Yemeni Tribes Resort to Offering Financial Rewards to Pursue Wanted Persons (Video)

Sheba Intelligence | 2023-09-05 09:02 PM UTC

 

 

Some tribes in Yemen do not want the state police forces to operate in their areas. The tribesmen are responsible for maintaining security in their communities. Marib province is an example. 

 

In some areas of Marib's Al-Wadi district of Marib, the tribes resort to customs and traditions to deal with any security issues. However, the civil war has created multiple security issues, making it challenging for tribespeople to prevent security-related troubles. 

 

Some tribal areas in Marib witnessed acts of sabotage, targeting the public road, service places, energy facilities, and assassinations and kidnappings of civilians and soldiers.

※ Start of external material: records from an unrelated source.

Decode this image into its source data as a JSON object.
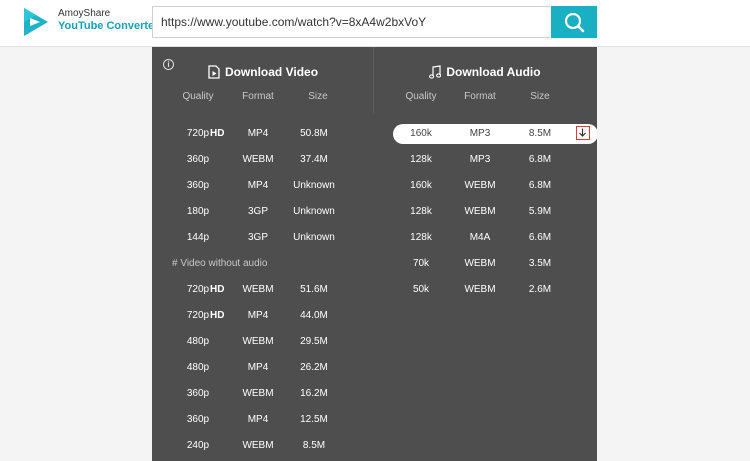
{
  "header": {
    "brand_top": "AmoyShare",
    "brand_bottom": "YouTube Converter",
    "url_value": "https://www.youtube.com/watch?v=8xA4w2bxVoY",
    "search_icon": "search-icon",
    "accent_color": "#19b0c4"
  },
  "panel": {
    "info_glyph": "i",
    "video": {
      "title": "Download Video",
      "icon": "video-file-icon",
      "headers": {
        "quality": "Quality",
        "format": "Format",
        "size": "Size"
      },
      "rows": [
        {
          "quality": "720p",
          "hd": "HD",
          "format": "MP4",
          "size": "50.8M"
        },
        {
          "quality": "360p",
          "format": "WEBM",
          "size": "37.4M"
        },
        {
          "quality": "360p",
          "format": "MP4",
          "size": "Unknown"
        },
        {
          "quality": "180p",
          "format": "3GP",
          "size": "Unknown"
        },
        {
          "quality": "144p",
          "format": "3GP",
          "size": "Unknown"
        }
      ],
      "without_audio_label": "# Video without audio",
      "no_audio_rows": [
        {
          "quality": "720p",
          "hd": "HD",
          "format": "WEBM",
          "size": "51.6M"
        },
        {
          "quality": "720p",
          "hd": "HD",
          "format": "MP4",
          "size": "44.0M"
        },
        {
          "quality": "480p",
          "format": "WEBM",
          "size": "29.5M"
        },
        {
          "quality": "480p",
          "format": "MP4",
          "size": "26.2M"
        },
        {
          "quality": "360p",
          "format": "WEBM",
          "size": "16.2M"
        },
        {
          "quality": "360p",
          "format": "MP4",
          "size": "12.5M"
        },
        {
          "quality": "240p",
          "format": "WEBM",
          "size": "8.5M"
        }
      ]
    },
    "audio": {
      "title": "Download Audio",
      "icon": "music-note-icon",
      "headers": {
        "quality": "Quality",
        "format": "Format",
        "size": "Size"
      },
      "rows": [
        {
          "quality": "160k",
          "format": "MP3",
          "size": "8.5M",
          "selected": true
        },
        {
          "quality": "128k",
          "format": "MP3",
          "size": "6.8M"
        },
        {
          "quality": "160k",
          "format": "WEBM",
          "size": "6.8M"
        },
        {
          "quality": "128k",
          "format": "WEBM",
          "size": "5.9M"
        },
        {
          "quality": "128k",
          "format": "M4A",
          "size": "6.6M"
        },
        {
          "quality": "70k",
          "format": "WEBM",
          "size": "3.5M"
        },
        {
          "quality": "50k",
          "format": "WEBM",
          "size": "2.6M"
        }
      ],
      "download_icon": "download-arrow-icon"
    }
  }
}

To counter the rise of security troubles, the tribal community in Marib resorted to encouraging citizens to search for wanted persons, report them, or arrest them. Financial rewards would be granted to the citizens who can do this. 

 

A tribal document signed on September 4th revealed that the Al Munif tribe was offering a reward estimated at thirty million Yemeni riyals, approximately $22,000, to anyone who provides information about who placed explosive devices on a road that targeted two cars and killed two people.

 

Some tribes in Marib refuse the deployment of military or security forces in their areas and pledge to play a security role. Still, these areas have recently witnessed security incidents due to infiltration by armed groups, taking advantage of this complex tribal environment to carry out operations against pro-government local and military leaders.

 

In a video clip shot by surveillance cameras, a tribal citizen tried to arrest a wanted man after identifying him. But the wanted person fled. That happened in an area called Al-Samadah in Al Shabwan of Marib and is subject to the protection of the tribe.

 

A security source confirmed the authenticity of the video and told Sheba Intelligence, "The wanted man, nicknamed Al-Khabour, is on the list of those accused of planting explosive devices, but an area like the Al-Wadi District is vast and needs three military regions if the tribes allow the security services to deploy there."

 

The government security and army forces are intensifying their presence on the frontlines where they fight the Houthi group and in Marib City, which is crowded with more than two million people who were displaced from their original areas due to the war.

 

The security services in Marib accuse the Houthi group of forming cells to carry out bombings and assassinations in Marib. The state-run TV channel broadcast the confessions of a person who was accused of being "within a Houthi cell that planted explosive devices and booby-trapped cars and participated in creating chaos between the tribes of Marib on the one hand and the army and security on the other hand."

 

According to the confessions that the security apparatus in Marib allowed to be broadcast, that person is the leader of the cell and belongs to the Houthi Preventive Security Apparatus (intelligence). His role is to plant explosive devices and car bombs to target military and security leaders and tribal figures as they pass through the international road line that connects Marib and Saudi Arabia.

 

The confessions included that his cell was behind the large number of deaths among the security forces and the tribes when a clash occurred between the Al-Aqar tribe and the security forces in June to expand the dispute between the tribe and the state in Marib.

 

Over the past three months, Marib has witnessed several clashes between security forces and tribesmen as security forces attempted to expand beyond the front lines and outside Marib city to pursue wanted individuals.